Il taglio del nastro a più mani, poco dopo mezzogiorno, è pura formalità istituzionale: per usare le parole dell’antropologo Piero Camporesi, la piazza si è già trasformata in un teatro “animato e pulsante” dove stanno avvenendo scambi che non sono “soltanto merceologici, ma anche culturali”. Diversamente dai supermercati, “luoghi dell’immediato”, nei mercati tra il compratore e l’oggetto desiderato si frappone un “mediatore, interprete, trasmettitore, conoscitore”, attraverso il quale, “in un tempo che non è soltanto quello dell’acquisto, del prendi ed esci, ascoltando, annusando, esercitando forme di conoscenza non convenzionali, si può anche imparare e riflettere”. Questo ruolo di mediatrice Federica di ‘Ortoingiro’, sistema agricolo della Valtopina, sembra incarnarlo alla perfezione, e davanti alla sua bancarella ci ritroviamo appunto a meditare, in un gruppetto di tre-quattro persone incuriosite non solo dall’aspetto invitante dei suoi prodotti, ma anche dalle due foto appoggiate con cura tra le uova, i porri e le passate di pomodoro. “Sono Olivia e Liberata, le cavalle che lavorano con noi”, racconta l’agricoltrice, illustrando i vantaggi che il passaggio dal trattore al cavallo ha apportato al suo lavoro: “una transizione meravigliosa: sui campi marginali e scoscesi come i nostri, con il cavallo si riescono a recuperare quelle porzioni di terra in abbandono dove con il trattore non si arriva, e anche il terreno ne trae beneficio.” Le sue cavalle lavorano due-tre ore al giorno, e non tutti i giorni. “Secondo me non può esistere agricoltura senza animali: ‘Ortoingiro’ non è un’azienda agricola, ma un sistema agricolo, all’interno del quale ci troviamo anche noi, insieme alle galline, le papere, le cavalle, le istrici, il lupo”, spiega. “Quando si dibatte relativamente all’opportunità o meno di mangiare la carne, io credo che il problema non sia la carne in sé”, conclude decisa, “ma il sistema industriale che si è infilato in tutti i settori. Io sto in campagna, la morte fa parte della mia quotidianità: la carne delle galline io la mangerei, ma la volpe arriva prima di me.”

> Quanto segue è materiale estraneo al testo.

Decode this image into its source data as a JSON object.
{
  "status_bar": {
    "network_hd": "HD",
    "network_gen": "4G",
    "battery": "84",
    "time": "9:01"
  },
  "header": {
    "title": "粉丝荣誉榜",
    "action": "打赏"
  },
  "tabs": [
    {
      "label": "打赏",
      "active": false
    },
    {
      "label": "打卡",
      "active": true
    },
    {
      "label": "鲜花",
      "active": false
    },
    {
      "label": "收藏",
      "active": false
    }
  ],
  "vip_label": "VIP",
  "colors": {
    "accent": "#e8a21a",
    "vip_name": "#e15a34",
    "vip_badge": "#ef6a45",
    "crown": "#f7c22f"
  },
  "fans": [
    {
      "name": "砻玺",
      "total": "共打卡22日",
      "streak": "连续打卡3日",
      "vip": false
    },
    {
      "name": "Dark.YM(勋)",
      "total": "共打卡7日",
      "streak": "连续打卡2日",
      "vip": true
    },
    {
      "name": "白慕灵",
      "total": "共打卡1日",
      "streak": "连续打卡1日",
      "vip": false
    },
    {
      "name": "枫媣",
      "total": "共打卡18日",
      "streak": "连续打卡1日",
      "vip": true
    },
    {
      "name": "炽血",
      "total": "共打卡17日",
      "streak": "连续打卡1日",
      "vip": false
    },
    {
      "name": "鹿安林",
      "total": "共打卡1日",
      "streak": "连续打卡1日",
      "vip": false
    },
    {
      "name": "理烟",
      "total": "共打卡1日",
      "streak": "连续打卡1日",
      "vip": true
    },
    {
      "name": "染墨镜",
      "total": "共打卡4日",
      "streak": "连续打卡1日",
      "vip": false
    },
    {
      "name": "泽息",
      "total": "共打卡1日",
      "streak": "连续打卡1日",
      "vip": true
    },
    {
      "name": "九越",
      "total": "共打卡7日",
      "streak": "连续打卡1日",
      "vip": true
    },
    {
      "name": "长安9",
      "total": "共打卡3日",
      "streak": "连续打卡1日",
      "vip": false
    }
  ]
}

Accanto a Federica suo figlio Ernesto, una ventina d’anni e lo sguardo vivace sotto il berretto nero, attende paziente che qualcuno raccolga la sua sfida a scacchi. Io continuo a muovermi tra le bancarelle, più in cerca di altri “trasmettitori” che di merce, e allora faccio la conoscenza di Mario e Luca della cooperativa ‘La Semente’, nella zona di Spello, che mi parlano di questo progetto di imprenditoria sociale e assistenza terapeutica nato da un’idea dell’Associazione nazionale genitori soggetti autistici (Angsa) Umbria, e di Franca dell’agriturismo ‘Il Corniolo’, neofita di mercati cittadini: “Di solito in questi contesti si ha sempre la sensazione di essere il concorrente di chi si ha a fianco, si guardano i prezzi, si studia il vicino… per questo motivo non mi piaceva frequentarli. Qui, invece”, racconta, tirando su la testa da dietro i pacchi di pasta di farro e i barattoli di marmellata, “abbiamo costruito questa cosa insieme: ognuno ha messo un po’ del suo, ci stiamo conoscendo e stiamo scommettendo su qualcosa che all’inizio sarà un sacrificio per tutti, sia per chi l’organizza che per noi, ma ci vogliamo credere. Siamo sicuri che qualcosa tornerà indietro”.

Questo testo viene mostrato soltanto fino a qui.